If we leave now, my son loses 28 days with his 3 best friends he'll never see again, my wife's job at the school drops into sudden chaos, the house needs to be quickly packed up, we need to pack furiously, and my daughter won't finish her exams.  Notice we didn't mention the cost of changing non-refundable tickets?  You don't count money at times like this.

But if we don't leave, and something happens, my wife will never forgive herself.

My wife is very sad, my daughter is trying to hold it together for exams, but she's very emotional (about grandpa), my son flits between 'I'm okay' and 'I'm angry I don't get to see my friends any more'.  And the entire family is in transition back to the U.S. with expected culture shock, and not knowing exactly where we will call 'home' just yet.

So we have tears in all directions right now.

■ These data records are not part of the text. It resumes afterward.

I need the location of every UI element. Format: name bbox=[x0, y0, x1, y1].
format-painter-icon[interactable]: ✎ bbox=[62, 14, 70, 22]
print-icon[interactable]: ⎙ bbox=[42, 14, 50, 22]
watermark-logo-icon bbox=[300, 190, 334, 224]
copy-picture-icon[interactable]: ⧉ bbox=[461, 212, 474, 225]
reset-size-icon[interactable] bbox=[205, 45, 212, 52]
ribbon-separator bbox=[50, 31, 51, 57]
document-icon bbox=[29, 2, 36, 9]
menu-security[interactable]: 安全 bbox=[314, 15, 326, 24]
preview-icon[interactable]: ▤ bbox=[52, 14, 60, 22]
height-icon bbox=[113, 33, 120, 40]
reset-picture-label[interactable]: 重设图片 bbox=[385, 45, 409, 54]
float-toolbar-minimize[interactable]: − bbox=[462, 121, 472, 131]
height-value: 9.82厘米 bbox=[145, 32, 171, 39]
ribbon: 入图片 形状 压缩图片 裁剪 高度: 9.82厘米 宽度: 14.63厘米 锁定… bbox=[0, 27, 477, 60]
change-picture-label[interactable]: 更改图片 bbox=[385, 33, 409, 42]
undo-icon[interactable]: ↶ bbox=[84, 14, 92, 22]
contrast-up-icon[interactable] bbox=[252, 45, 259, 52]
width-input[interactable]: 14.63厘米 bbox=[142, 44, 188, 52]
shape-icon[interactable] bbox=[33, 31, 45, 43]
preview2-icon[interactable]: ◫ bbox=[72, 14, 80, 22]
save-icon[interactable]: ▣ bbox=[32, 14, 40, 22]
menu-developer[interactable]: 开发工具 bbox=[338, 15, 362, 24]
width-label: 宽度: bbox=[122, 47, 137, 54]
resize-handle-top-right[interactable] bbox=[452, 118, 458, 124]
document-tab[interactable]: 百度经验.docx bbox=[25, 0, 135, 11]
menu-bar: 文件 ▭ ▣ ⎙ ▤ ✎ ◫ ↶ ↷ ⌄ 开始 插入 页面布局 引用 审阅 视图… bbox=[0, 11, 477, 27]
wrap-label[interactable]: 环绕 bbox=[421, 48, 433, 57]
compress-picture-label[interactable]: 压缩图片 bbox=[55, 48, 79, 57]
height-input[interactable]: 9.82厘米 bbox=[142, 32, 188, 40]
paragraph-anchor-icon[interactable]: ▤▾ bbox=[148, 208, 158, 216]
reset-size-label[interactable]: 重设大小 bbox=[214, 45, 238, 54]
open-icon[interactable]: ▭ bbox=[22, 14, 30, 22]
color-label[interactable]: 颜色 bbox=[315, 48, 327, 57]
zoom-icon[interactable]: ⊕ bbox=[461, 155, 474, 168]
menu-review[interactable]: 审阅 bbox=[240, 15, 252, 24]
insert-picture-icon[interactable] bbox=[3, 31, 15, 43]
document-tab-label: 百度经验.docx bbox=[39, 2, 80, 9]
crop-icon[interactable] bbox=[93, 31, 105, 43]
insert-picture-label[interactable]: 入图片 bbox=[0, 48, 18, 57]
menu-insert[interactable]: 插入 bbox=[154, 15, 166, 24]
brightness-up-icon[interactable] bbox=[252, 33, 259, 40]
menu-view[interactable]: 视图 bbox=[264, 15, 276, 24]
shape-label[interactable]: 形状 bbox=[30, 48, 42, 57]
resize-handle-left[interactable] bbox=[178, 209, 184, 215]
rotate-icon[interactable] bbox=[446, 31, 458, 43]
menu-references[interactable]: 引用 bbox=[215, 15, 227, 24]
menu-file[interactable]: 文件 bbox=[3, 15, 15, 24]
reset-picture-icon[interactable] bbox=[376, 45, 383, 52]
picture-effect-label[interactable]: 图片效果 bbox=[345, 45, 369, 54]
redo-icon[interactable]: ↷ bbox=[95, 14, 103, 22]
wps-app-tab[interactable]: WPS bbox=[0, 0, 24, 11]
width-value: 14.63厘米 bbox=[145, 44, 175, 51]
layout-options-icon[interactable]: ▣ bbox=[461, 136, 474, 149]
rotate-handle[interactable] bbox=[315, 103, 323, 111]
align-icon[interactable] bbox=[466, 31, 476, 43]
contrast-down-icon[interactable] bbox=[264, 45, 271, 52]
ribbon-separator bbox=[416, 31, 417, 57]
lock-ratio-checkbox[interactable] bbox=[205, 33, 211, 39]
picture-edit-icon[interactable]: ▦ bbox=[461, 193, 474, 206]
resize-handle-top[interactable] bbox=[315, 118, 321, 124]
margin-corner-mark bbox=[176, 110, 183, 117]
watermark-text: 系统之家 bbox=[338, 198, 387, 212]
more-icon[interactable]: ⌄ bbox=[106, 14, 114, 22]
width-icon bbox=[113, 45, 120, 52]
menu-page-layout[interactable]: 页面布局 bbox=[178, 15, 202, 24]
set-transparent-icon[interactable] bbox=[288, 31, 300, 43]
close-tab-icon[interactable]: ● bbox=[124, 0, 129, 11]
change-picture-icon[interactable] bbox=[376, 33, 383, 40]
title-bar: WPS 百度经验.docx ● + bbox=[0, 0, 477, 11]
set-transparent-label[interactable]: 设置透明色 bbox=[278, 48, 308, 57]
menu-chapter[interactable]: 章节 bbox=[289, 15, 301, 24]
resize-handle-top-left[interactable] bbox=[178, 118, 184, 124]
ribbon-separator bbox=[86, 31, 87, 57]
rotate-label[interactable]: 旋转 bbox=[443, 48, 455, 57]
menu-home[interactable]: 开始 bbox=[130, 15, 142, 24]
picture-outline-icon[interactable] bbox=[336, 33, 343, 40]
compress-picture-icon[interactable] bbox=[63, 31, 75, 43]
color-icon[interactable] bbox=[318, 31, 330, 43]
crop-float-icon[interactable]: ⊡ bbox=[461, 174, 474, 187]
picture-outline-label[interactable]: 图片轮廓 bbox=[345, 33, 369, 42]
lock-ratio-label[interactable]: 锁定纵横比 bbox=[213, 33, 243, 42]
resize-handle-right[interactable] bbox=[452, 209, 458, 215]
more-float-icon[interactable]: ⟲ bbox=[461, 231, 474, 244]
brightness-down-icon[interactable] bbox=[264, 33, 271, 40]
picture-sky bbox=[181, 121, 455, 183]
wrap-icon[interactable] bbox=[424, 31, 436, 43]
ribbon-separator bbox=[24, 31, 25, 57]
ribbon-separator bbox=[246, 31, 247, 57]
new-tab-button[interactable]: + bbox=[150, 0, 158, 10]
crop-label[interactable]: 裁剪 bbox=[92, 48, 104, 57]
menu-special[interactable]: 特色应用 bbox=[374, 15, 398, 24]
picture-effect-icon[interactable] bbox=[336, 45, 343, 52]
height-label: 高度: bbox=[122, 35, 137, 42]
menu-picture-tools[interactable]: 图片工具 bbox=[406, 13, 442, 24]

Pray for us please.  When the tears come, I firmly believe (and maybe I'm too traditional) that the dad, the husband, (me) is the rock of the family.  When everything in life seems totally uncertain, and it's all falling apart around you, the man in the house, has to be the reliable, steady, strong one.  He's the one to lend some reliability, some strength.  He's the well rooted oak you cling to when everything is being blown away by the hurricane.  The only way I am able to do that is because God is the true foundation.  He's our oak, and I'm asking him to lend me strength during this time.

I ask you to pray that I can be that for family.  I ask you to pray that my wife and I will make wise decisions right now.  I ask that you pray for my kids that they transition well.  I ask that these next few days would go well, but primarily I would ask that my father-in-law would pull through, get better, and be able to go home, so that we can spend some time with him!

thank you for praying for us.
-on a side note, we almost never pray that God will make everything better for us, nor to take away suffering for us.  Instead we pray that God would enable us to endure well whatever comes our way and be able to be praising God before, during, and after it.  However we do pray for the relief of suffering for those we love.